Structure and polymerization dynamics of bacterial actin MreB3 and MreB5 involved in Spiroplasma swimming

Abstract

MreB is a bacterial protein belonging to the actin superfamily. It polymerizes into an antiparallel double-stranded filament that generally functions for cell shape determinations by maintaining the cell wall synthesis. Spiroplasma eriocheiris, a helical wall-less bacterium, has five classes of MreB homologs (SpeMreB1-5) that are responsible for its swimming motility. SpeMreB5 is likely responsible for generating the driving force for the swimming motility. However, molecular profiles involved in the swimming motility are poorly understood. Additionally, SpeMreB3 has distinct sequence features from the other SpeMreBs. Here, we have revealed the structures and polymerization dynamics of SpeMreB3 and SpeMreB5. Both SpeMreBs formed antiparallel double-stranded filaments with different characters; SpeMreB3 formed short filaments with slow polymerization, and SpeMreB5 filaments further assembled into bundle structures such as raft and paracrystal. SpeMreB5 filaments hydrolyzed ATP at a constant rate and were depolymerized immediately after ATP depletion.

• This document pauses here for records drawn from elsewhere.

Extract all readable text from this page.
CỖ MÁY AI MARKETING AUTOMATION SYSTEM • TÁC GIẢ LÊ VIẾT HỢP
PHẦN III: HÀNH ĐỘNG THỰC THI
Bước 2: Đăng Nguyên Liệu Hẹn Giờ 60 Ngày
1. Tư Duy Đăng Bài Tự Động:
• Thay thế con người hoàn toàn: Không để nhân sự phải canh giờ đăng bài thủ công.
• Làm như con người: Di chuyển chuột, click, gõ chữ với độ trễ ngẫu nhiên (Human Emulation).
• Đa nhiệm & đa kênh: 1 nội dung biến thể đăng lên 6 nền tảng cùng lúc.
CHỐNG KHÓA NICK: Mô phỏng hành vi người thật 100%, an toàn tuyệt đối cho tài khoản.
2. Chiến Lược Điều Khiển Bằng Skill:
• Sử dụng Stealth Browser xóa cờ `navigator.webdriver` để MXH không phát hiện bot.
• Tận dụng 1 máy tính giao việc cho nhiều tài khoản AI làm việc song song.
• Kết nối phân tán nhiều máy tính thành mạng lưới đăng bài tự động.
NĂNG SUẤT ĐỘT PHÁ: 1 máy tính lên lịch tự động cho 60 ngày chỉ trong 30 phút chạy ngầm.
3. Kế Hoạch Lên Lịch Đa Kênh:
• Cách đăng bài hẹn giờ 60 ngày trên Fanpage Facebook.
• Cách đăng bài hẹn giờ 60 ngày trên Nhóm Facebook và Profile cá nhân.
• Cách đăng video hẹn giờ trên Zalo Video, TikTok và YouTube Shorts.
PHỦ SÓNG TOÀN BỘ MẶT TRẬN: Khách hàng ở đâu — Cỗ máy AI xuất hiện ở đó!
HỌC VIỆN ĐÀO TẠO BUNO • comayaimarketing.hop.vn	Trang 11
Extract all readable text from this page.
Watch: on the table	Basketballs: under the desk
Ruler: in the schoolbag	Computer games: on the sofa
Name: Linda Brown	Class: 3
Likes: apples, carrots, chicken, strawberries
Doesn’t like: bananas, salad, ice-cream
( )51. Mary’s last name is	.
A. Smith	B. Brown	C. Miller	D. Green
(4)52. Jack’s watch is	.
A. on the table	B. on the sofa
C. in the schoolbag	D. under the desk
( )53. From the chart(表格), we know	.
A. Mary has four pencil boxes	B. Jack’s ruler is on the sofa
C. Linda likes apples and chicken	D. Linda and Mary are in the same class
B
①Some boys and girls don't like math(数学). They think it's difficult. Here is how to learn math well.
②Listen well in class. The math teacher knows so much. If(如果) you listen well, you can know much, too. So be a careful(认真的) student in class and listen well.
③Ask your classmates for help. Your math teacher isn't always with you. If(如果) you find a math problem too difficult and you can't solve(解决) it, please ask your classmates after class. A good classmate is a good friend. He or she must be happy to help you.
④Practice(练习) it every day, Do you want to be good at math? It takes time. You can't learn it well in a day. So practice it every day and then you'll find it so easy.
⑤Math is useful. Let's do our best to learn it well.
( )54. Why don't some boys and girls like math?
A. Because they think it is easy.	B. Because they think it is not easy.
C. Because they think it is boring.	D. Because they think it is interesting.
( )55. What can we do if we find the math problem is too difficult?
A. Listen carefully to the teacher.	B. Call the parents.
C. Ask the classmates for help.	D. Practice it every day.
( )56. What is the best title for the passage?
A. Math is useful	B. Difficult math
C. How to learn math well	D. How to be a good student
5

The Pi release rate of SpeMreB3 was much slower than that of SpeMreB5. Our crystal structure of SpeMreB3 and Pi release measurements of SpeMreB3 and SpeMreB5 mutant variants explain that the cause of the slow Pi release is the lack of the amino acid motif “E … T - X - [DE]”, found in almost all MreBs, which probably takes roles to adjust the position and eliminate a proton of the putative nucleophilic water for γ-Pi of AMPPNP. These results show that SpeMreB3 has unique polymerization dynamics without bundle formations, whereas SpeMreB5 shows bundle formations, and its polymerization dynamics occur in the same manner as other actin superfamily members. Significance Statement MreB, a member of the actin superfamily, is widely conserved as a single copy on the genomes in bacteria having cell walls. It forms filaments and functions as a part of a protein complex for cell wall maintenance. While the number of genes and the cellular function of MreB are widely conserved for all bacterial phyla, several MreBs defying the conventional characteristics have been found. Spiroplasma, wall-less bacteria, have at least five MreBs (MreB1-5) in the genome and are thought to use the MreBs for the swimming motility of the cell. Here, we performed structural and biochemical analyses on two of five MreBs (MreB3 and MreB5), and found unique structural and polymerization features.